No
evangelho de domingo passado (Mc 2, 23-3,6) Jesus reinterpretava a Lei ao dizer
que “o homem não foi feito para o sábado, mas o sábado foi feito para o homem”
(2, 27) e concluía atribuindo para Si mesmo a competência de dar o autêntico entendimento
das coisas: “O Filho é Senhor do sábado” (v. 28).
A
interpretação dada foi de que a liberdade, o bem e a dignidade humana estão no centro
da compreensão da Lei de Deus. Santo Irineu de Lião (+202) dizia que “a glória
de Deus é o homem vivo, e a vida do homem é a visão de Deus”.
Essa
compreensão mais humanista da Lei de Deus rendeu muito Mal-Estar frente às
autoridades religiosas ao ponto do evangelista dizer que “imediatamente
tramaram, contra Jesus, a maneira de como haveriam de mata-lo” (Mc 3,6).
No
evangelho deste domingo (Mc 3, 20-35) encontramos Jesus numa casa, ambiente
familiar, cercado por uma multidão, mas ainda se este o clima pesado de domingo
passado ao ponto da família de Jesus entrar em cena: “Quando souberam disso, os
parentes de Jesus saíram para agarra-lo, diziam que estava fora de si” (v. 21).
“Está
fora de si”. Essa opinião dos parentes nos deixa perplexos e o espanto aumenta
quando, junto com um grupo de irmãos, também está sua mãe (v. 31). Eles têm
bons motivos para estarem preocupados com Jesus. Faz meses que Ele saiu de casa
(provavelmente ser dar muita notícia).
Em
Nazaré (lugar onde também Ele causou Mal-Estar) chegaram noticias
contraditórias sobre sua atividade em outras regiões: alguns falam bem dele,
outros não, pois não concordam e não admitem com o jeito dele e com o que ele
diz.
Para
à sua época, Jesus foi aquele “jovem mente aberta e madura” que sempre
preocupou e preocupa as famílias mais tradicionais, como também aos pregadores
que anulavam a vontade de Deus em função de tradicionalismos (cf. Mc 7, 8-13.
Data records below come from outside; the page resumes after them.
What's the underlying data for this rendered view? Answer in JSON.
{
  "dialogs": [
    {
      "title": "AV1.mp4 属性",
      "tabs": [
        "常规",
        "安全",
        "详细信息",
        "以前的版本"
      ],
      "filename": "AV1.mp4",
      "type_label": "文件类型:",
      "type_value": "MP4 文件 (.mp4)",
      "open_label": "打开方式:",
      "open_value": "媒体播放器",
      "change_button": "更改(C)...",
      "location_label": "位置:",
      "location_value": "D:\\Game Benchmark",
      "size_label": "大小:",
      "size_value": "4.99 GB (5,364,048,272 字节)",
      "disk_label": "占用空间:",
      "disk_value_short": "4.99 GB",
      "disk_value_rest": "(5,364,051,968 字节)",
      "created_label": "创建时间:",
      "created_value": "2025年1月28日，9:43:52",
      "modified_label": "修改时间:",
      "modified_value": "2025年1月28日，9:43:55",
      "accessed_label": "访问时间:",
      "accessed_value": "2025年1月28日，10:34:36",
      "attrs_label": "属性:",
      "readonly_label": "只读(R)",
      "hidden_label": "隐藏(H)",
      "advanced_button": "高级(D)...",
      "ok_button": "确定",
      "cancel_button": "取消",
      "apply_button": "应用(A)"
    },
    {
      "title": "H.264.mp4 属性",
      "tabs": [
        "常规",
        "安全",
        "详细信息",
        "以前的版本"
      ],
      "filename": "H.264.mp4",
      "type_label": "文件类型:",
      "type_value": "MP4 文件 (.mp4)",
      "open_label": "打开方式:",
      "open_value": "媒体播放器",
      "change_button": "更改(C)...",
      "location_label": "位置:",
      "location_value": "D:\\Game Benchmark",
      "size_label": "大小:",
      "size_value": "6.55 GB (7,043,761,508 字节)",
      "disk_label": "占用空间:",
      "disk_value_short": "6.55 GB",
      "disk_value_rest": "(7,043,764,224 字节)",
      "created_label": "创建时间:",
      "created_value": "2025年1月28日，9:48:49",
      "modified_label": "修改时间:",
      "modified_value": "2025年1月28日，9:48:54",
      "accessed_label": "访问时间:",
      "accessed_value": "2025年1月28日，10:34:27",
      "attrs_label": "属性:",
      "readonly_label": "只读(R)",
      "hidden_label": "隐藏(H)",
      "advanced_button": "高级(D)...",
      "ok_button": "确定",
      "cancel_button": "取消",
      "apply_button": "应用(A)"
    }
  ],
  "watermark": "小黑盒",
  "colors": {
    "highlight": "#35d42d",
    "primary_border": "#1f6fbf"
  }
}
Mt 15, 6). MAS, JESUS NÃO CEDE AO MEDO E AO ANACRONISMO, MESMO DIANTE DAS PRESSÕES.
A
família chega onde Jesus está morando, encontram-No falando para sua “nova
família”, mas não entra. Ele é que deve sair, querem levá-lo de volta para
Nazaré. Em sua “nova morada”, o Mestre aponta as condições exigidas para poder
fazer parte da sua família: “escuta-Lo melhor, compreender e fazer a vontade de
Deus” que O enviou. Quem ficar de fora desta sua “nova casa” (deste conceito
mais amplo de família), mesmo que seja parente biológico, não é nem seu irmão.
Os
parentes que ficam do lado de fora são aqueles que mesmo que cresceram com ele,
entretanto, ao ouvi-Lo a pedir uma nova mentalidade, um jeito mais humano da
interpretação da lei de Deus, preferiram “ficar fora disso”.
Muitos
cristãos mesmo estando geograficamente “dentro” preferem “ficar de fora” porque
não levam a sério as exigências do evangelho e vão levando uma vida sem nem
perceber o que Jesus está ensinando. Por vezes, nos assusta que muitos que
estão envolvidos com tantos atos de piedades (estão dentro), mas são tão
desumanos e interesseiros (estão fora).
O
Mal-Estar se prolonga quando o texto (vv. 22-30), inserido entre a saída e a
chegada dos parentes de Jesus, apresenta outro grupo de pessoas (Escribas)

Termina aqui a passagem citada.